Additionally, this study found significantly reduced serum hepcidin levels in study participants with the G allele compared to those with the A allele. This finding corroborates with previous studies [18,19,30]. The reason for the finding could be attributed to the inhibitory effect of the G allele on hepcidin transcription. The HAMP c.-582 A>G variants located in the E-box 1 acts as a responsive element for upstream stimulatory factors 1 and 2 (USF 1&2) necessary for promoting adequate transcription and synthesis of hepcidin. The presence of G variants affects the binding of the transcription factor to the E-box which down-regulates the transcription of the HAMP gene and its expression [16].
The relationship between blood cell parameters and the HAMP rs10472168 (c.-582 A>G) were assessed. The study did not find any relationship between blood cell parameters and HAMP gene variants, which corroborates findings from earlier studies [31,34,35].

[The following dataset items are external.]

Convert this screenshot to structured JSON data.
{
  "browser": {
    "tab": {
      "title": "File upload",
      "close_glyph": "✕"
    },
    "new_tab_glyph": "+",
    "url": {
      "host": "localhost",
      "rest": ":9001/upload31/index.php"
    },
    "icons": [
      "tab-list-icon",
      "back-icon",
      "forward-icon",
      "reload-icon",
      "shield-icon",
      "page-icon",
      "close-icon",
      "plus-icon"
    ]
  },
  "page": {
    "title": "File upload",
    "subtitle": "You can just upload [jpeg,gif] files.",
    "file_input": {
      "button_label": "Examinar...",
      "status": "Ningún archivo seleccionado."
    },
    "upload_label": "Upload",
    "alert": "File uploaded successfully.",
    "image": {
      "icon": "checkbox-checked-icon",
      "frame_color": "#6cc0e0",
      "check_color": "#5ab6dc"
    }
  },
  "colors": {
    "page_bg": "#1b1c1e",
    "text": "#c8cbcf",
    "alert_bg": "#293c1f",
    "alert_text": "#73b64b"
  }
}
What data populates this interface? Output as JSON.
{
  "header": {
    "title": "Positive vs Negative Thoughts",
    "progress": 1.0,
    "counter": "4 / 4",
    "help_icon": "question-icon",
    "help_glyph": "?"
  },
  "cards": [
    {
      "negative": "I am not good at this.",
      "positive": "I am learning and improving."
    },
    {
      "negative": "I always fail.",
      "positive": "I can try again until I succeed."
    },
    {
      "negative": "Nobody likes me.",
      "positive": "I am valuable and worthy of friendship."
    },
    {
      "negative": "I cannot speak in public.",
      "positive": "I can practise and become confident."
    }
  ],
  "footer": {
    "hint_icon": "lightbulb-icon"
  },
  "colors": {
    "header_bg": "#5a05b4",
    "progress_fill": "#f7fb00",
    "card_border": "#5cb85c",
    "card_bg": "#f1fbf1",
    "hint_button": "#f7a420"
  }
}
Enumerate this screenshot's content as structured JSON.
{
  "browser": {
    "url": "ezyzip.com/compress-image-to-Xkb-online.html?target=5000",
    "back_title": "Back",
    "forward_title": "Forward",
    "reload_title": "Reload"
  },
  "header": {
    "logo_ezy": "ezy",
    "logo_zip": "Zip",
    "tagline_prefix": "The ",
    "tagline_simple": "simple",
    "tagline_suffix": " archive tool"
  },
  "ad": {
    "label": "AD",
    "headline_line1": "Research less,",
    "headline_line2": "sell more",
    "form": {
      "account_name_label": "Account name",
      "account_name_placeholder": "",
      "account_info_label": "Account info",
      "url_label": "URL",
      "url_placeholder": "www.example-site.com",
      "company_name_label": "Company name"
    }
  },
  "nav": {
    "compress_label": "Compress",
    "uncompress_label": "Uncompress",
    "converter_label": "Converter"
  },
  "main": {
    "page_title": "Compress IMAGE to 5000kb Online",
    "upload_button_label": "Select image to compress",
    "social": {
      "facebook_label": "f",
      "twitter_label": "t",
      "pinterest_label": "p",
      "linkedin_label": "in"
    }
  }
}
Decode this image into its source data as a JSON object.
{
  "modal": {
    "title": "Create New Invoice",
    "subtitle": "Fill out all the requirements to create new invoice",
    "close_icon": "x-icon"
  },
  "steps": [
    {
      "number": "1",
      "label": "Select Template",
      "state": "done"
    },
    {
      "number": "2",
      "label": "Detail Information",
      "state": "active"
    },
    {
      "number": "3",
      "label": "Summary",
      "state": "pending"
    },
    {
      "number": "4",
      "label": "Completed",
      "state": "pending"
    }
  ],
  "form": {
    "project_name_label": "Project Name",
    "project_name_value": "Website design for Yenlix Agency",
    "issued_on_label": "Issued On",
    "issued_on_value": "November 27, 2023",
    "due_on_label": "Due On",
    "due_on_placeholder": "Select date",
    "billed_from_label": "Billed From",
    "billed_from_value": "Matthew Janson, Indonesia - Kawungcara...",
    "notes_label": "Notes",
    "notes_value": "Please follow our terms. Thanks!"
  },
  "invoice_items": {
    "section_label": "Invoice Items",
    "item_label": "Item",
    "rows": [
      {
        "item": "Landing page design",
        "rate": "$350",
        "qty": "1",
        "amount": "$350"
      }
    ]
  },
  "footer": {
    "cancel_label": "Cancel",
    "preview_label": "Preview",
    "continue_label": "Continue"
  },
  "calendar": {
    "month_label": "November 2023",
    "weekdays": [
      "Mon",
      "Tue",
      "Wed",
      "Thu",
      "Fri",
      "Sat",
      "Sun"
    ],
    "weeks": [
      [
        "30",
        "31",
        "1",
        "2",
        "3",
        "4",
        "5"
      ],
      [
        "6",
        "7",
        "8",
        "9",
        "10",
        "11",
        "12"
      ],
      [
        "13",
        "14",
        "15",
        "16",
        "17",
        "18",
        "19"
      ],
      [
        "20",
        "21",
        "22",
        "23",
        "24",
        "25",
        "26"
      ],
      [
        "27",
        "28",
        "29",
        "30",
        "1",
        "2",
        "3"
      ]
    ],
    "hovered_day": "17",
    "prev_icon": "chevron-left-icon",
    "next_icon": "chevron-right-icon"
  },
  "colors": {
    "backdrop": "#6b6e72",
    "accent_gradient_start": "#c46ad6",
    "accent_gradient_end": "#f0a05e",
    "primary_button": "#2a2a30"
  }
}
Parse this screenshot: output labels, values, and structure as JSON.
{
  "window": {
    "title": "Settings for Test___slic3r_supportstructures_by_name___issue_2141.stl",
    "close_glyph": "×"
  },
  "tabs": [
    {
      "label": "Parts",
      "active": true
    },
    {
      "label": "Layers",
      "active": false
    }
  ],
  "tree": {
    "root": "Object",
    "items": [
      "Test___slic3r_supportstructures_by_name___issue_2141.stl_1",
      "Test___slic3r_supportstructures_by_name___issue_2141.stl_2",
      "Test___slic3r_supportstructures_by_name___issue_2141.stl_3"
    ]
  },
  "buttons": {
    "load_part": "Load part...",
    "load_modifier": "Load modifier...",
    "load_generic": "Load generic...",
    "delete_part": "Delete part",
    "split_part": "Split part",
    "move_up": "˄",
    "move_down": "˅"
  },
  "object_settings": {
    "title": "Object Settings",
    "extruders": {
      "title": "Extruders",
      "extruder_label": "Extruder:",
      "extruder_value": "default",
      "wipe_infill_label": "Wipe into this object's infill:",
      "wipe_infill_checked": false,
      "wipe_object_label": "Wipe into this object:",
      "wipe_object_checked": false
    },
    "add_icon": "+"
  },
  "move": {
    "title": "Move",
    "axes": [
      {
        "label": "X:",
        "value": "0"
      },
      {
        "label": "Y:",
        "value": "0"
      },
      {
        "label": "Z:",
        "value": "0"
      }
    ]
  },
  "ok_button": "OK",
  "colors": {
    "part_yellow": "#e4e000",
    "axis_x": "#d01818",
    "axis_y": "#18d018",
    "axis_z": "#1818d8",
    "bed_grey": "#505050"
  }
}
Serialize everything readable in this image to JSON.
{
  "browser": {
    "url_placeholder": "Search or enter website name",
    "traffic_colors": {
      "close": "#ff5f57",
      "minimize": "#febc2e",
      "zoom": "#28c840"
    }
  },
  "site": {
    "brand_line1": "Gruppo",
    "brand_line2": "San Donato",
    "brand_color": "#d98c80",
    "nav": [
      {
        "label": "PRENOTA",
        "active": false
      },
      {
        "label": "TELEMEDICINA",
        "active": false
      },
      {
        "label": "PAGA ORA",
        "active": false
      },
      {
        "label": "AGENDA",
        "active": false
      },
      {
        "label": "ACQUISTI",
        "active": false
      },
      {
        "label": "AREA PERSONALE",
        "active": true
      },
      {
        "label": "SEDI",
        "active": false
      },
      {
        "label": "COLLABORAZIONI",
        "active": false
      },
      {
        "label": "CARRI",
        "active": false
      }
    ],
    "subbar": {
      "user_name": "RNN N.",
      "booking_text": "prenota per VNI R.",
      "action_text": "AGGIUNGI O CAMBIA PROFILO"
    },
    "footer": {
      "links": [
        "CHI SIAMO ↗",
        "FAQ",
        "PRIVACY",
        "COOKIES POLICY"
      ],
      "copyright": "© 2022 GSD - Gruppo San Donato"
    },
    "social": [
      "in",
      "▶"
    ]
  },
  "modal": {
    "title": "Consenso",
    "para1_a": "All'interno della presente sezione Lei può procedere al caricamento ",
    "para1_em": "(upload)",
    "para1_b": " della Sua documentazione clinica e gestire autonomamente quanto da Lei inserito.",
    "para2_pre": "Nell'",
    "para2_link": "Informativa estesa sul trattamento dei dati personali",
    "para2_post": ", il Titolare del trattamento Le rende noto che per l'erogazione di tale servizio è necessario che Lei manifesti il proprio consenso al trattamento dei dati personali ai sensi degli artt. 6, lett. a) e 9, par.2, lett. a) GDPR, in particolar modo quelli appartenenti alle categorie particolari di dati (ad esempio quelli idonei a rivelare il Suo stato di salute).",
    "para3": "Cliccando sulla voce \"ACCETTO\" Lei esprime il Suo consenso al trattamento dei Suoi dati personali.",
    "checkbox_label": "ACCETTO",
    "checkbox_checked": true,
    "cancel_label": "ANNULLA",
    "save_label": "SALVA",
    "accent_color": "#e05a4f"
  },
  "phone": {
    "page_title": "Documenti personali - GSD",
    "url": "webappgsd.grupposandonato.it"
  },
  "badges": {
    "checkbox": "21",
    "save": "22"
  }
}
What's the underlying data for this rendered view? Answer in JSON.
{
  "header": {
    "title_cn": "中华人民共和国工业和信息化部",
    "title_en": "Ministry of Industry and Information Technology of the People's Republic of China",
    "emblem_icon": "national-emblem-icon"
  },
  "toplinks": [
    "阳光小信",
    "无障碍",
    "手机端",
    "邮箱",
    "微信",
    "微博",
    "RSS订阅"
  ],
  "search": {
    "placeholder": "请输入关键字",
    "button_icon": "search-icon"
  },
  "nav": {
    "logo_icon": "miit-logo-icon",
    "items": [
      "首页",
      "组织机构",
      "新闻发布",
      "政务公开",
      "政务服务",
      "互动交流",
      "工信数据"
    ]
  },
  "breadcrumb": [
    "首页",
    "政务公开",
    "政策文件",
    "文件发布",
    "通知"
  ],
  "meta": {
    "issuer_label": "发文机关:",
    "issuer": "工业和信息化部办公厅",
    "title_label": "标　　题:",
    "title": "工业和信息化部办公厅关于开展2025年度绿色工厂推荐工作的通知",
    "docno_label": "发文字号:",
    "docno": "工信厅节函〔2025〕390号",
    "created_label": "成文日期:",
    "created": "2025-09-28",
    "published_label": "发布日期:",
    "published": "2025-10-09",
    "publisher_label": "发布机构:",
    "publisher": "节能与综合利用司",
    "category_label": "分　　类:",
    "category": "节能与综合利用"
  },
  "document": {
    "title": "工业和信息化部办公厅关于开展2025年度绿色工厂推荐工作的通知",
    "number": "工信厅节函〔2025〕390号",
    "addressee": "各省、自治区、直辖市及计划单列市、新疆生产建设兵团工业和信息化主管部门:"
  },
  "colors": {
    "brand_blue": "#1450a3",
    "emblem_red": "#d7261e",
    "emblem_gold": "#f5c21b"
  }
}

This study could not assess the iron status of the study participants.
Conclusion
The HAMP promoter rs10421768 AA genotype has the highest frequency of distribution and the GG genotype with the least distribution. Participants with HAMP rs10421768 G allele (c.-582A>G) had reduced levels of hepcidin. HAMP rs10421768 genotypes had no association with blood cell parameters and disease severity. The HAMP rs10421768 genotypes may influence serum levels of hepcidin. Further study with large sample size is required to elucidate the potential effect of the G allele on hepcidin transcription.
Supporting information
Acknowledgments
Authors appreciate the enormous contributions of management and staff of Kintampo Health Research Center for providing us with necessary resources for the DNA extraction. We also appreciate the immense support of University for Development Studies and the management of Methodist Hospital Wenchi, Ghana. Lastly, we thank all participants in the study.
Data Availability
All relevant data are within the manuscript and its Supporting Information files.
Funding Statement
The author(s) received no specific funding for this work.